Movies are also becoming an important stimuli employed in neural decoding, an ambitious line of research within contemporary neuroscience aiming at “mind-reading”. We address the challenge of producing generalizable decoding models, which allow the reconstruction of perceived audiovisual features from human magnetic resonance imaging (fMRI) data without prior training of the algorithm on the decoded content [6] [7]. In this field we also aim at combining fMRI data and deep features in a hybrid model able to predict specific video object classes [8].
References
[1] S. Benini, L. Canini, and R. Leonardi, “A connotative space for supporting movie affective recommendation,” IEEE Transactions on Multimedia, vol. 13, no. 6, pp. 1356–1370, 2011.
[2] L. Canini, S. Benini, and R. Leonardi, “Affective recommendation of movies based on selected connotative features,” Circuits and Systems for Video Technology, IEEE Transactions on, vol. 23, no. 4, pp. 636–647, 2013.
[3] S. Benini, M. Svanera, N. Adami, R. Leonardi, and A. B. Kovács, “Shot scale distribution in art films,” Multimedia Tools and Applications Multimedia Tools and Applications, 1-29, 2016.
[4] K. Bálint, M. Svanera, S. Benini, B. Rooney, “Formal Features Predict Narrative Engagement: Can Low-level Formal Features Predict Narrative Engagement and Enjoyment in Film Viewers? Computational analyses of Tarantino’s Violent Film Scenes”, submitted to Media Psychology, 2017.
[5] M. Svanera, M. Savardi, A. Signoroni, A. B. Kovács, S. Benini, “Who is the director of this movie? Automatic style recognition based on shot features ” submitted to IEEE Transactions on Image Processing, 2017.

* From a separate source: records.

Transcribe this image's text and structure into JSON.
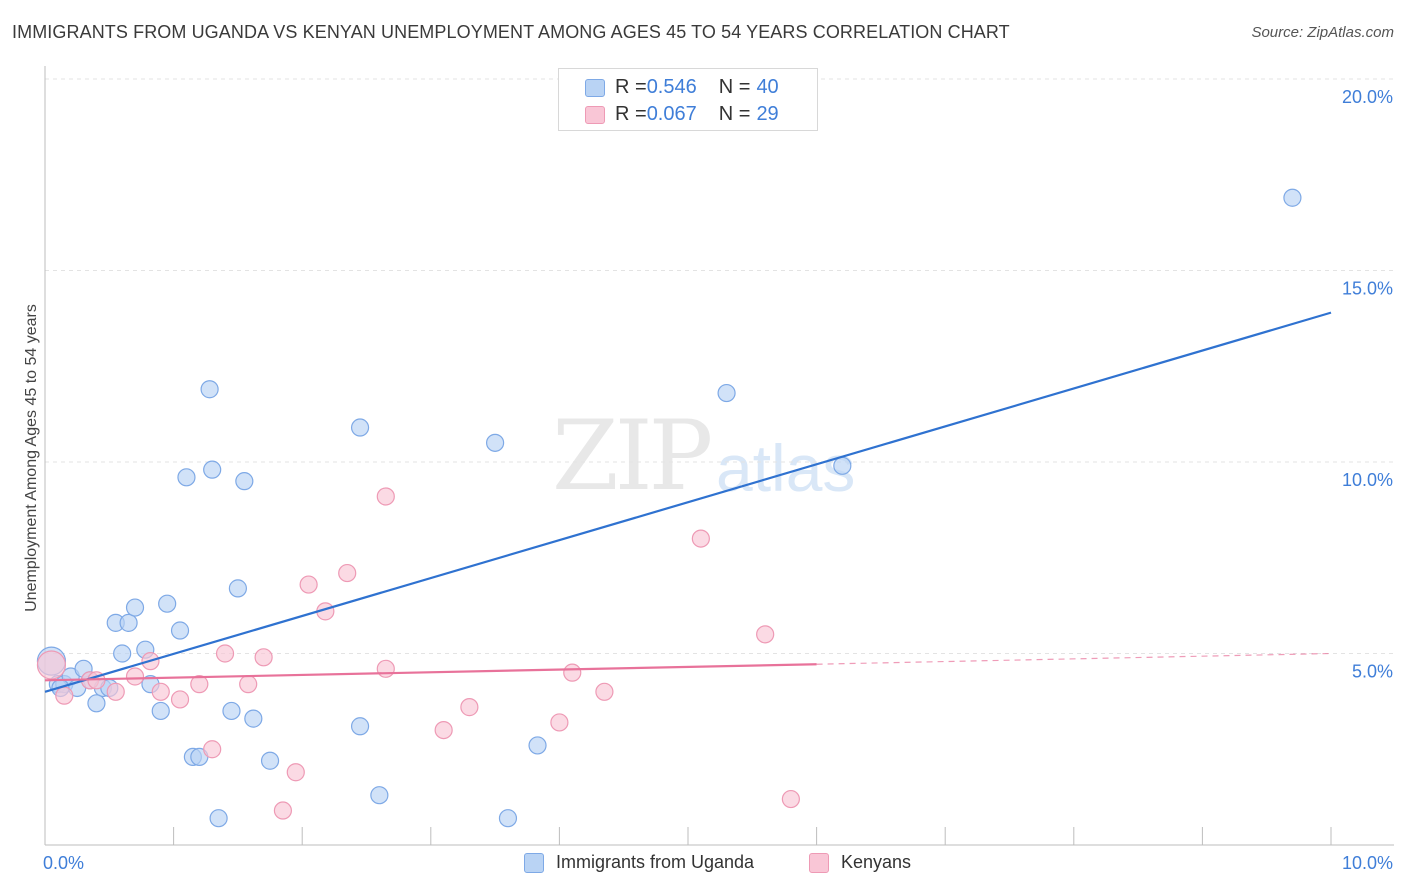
{
  "title": "IMMIGRANTS FROM UGANDA VS KENYAN UNEMPLOYMENT AMONG AGES 45 TO 54 YEARS CORRELATION CHART",
  "source": "Source: ZipAtlas.com",
  "watermark": {
    "zip": "ZIP",
    "atlas": "atlas"
  },
  "colors": {
    "blue_fill": "#b9d3f4",
    "blue_stroke": "#7ea9e6",
    "blue_line": "#2f72d0",
    "pink_fill": "#f9c6d6",
    "pink_stroke": "#ee9ab5",
    "pink_line": "#e8729a",
    "axis_text": "#3f7ed8",
    "grid": "#e3e3e3"
  },
  "legend": {
    "rows": [
      {
        "r_label": "R = ",
        "r_value": "0.546",
        "n_label": "N = ",
        "n_value": "40"
      },
      {
        "r_label": "R = ",
        "r_value": "0.067",
        "n_label": "N = ",
        "n_value": "29"
      }
    ]
  },
  "bottom_legend": {
    "series1": "Immigrants from Uganda",
    "series2": "Kenyans"
  },
  "chart_data": {
    "type": "scatter",
    "title": "IMMIGRANTS FROM UGANDA VS KENYAN UNEMPLOYMENT AMONG AGES 45 TO 54 YEARS CORRELATION CHART",
    "xlabel": "",
    "ylabel": "Unemployment Among Ages 45 to 54 years",
    "xlim": [
      0,
      10
    ],
    "ylim": [
      0,
      20.5
    ],
    "x_ticks": [
      "0.0%",
      "10.0%"
    ],
    "y_ticks": [
      {
        "value": 5,
        "label": "5.0%"
      },
      {
        "value": 10,
        "label": "10.0%"
      },
      {
        "value": 15,
        "label": "15.0%"
      },
      {
        "value": 20,
        "label": "20.0%"
      }
    ],
    "series": [
      {
        "name": "Immigrants from Uganda",
        "R": 0.546,
        "N": 40,
        "trend": {
          "x0": 0.0,
          "y0": 4.0,
          "x1": 10.0,
          "y1": 13.9,
          "solid_until": 10.0
        },
        "points": [
          [
            0.05,
            4.8
          ],
          [
            0.1,
            4.2
          ],
          [
            0.15,
            4.2
          ],
          [
            0.2,
            4.4
          ],
          [
            0.25,
            4.1
          ],
          [
            0.3,
            4.6
          ],
          [
            0.35,
            4.3
          ],
          [
            0.45,
            4.1
          ],
          [
            0.4,
            3.7
          ],
          [
            0.55,
            5.8
          ],
          [
            0.6,
            5.0
          ],
          [
            0.65,
            5.8
          ],
          [
            0.7,
            6.2
          ],
          [
            0.78,
            5.1
          ],
          [
            0.82,
            4.2
          ],
          [
            0.9,
            3.5
          ],
          [
            0.95,
            6.3
          ],
          [
            1.1,
            9.6
          ],
          [
            1.05,
            5.6
          ],
          [
            1.15,
            2.3
          ],
          [
            1.2,
            2.3
          ],
          [
            1.28,
            11.9
          ],
          [
            1.3,
            9.8
          ],
          [
            1.35,
            0.7
          ],
          [
            1.45,
            3.5
          ],
          [
            1.5,
            6.7
          ],
          [
            1.55,
            9.5
          ],
          [
            1.62,
            3.3
          ],
          [
            1.75,
            2.2
          ],
          [
            2.45,
            10.9
          ],
          [
            2.45,
            3.1
          ],
          [
            2.6,
            1.3
          ],
          [
            3.5,
            10.5
          ],
          [
            3.6,
            0.7
          ],
          [
            3.83,
            2.6
          ],
          [
            5.3,
            11.8
          ],
          [
            6.2,
            9.9
          ],
          [
            9.7,
            16.9
          ],
          [
            0.12,
            4.1
          ],
          [
            0.5,
            4.1
          ]
        ]
      },
      {
        "name": "Kenyans",
        "R": 0.067,
        "N": 29,
        "trend": {
          "x0": 0.0,
          "y0": 4.3,
          "x1": 10.0,
          "y1": 5.0,
          "solid_until": 6.0
        },
        "points": [
          [
            0.05,
            4.7
          ],
          [
            0.15,
            3.9
          ],
          [
            0.35,
            4.3
          ],
          [
            0.55,
            4.0
          ],
          [
            0.7,
            4.4
          ],
          [
            0.82,
            4.8
          ],
          [
            0.9,
            4.0
          ],
          [
            1.05,
            3.8
          ],
          [
            1.2,
            4.2
          ],
          [
            1.3,
            2.5
          ],
          [
            1.4,
            5.0
          ],
          [
            1.58,
            4.2
          ],
          [
            1.7,
            4.9
          ],
          [
            1.85,
            0.9
          ],
          [
            1.95,
            1.9
          ],
          [
            2.05,
            6.8
          ],
          [
            2.18,
            6.1
          ],
          [
            2.35,
            7.1
          ],
          [
            2.65,
            9.1
          ],
          [
            2.65,
            4.6
          ],
          [
            3.1,
            3.0
          ],
          [
            3.3,
            3.6
          ],
          [
            4.0,
            3.2
          ],
          [
            4.1,
            4.5
          ],
          [
            4.35,
            4.0
          ],
          [
            5.1,
            8.0
          ],
          [
            5.6,
            5.5
          ],
          [
            5.8,
            1.2
          ],
          [
            0.4,
            4.3
          ]
        ]
      }
    ]
  }
}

[6] G. Raz, M. Svanera; N. Singer, G. Gilam, M. Bleich Cohen, T. Lin, R. Admon, T. Gonen, A. Thaler, R. Y. Granot, R. Goebel, S. Benini, G. Valente, "Robust inter-subject audiovisual decoding in functional magnetic resonance imaging using high-dimensional regression", in Neuroimage, vol. 163, pp. 244-263, December 2017
[7] G. Raz, G. Valente, M. Svanera, S. Benini, and A. B. Kovács, “Shot-scales in the Brain: A Robust Neural Fingerprint of Perceiving Apparent Distance in Movies”, submitted to Projections, 2017.
[8] M. Svanera, S. Benini, G. Raz, T. Hendler, R. Goebel, and G. Valente, "Deep driven fMRI decoding of visual categories", in NIPS Workshop on Representation Learning in Artificial and Biological Neural Networks (MLINI 2016), Barcelona, Spain, December 9, 2016.
Bio
Sergio Benini received his MSc degree in Electronic Engineering (2000, cum laude) and his PhD in Information Engineering (2006) from the University of Brescia, Italy. Between 2001 and 2003 he was with Siemens Mobile Communications R&D. During his Ph.D. he spent almost one year in British Telecom Research in UK. Since 2005 he is Assistant Professor at the University of Brescia. In 2012 he co-founded Yonder, a spin-off company specialized in NLP, Machine Learning, and Cognitive Computing.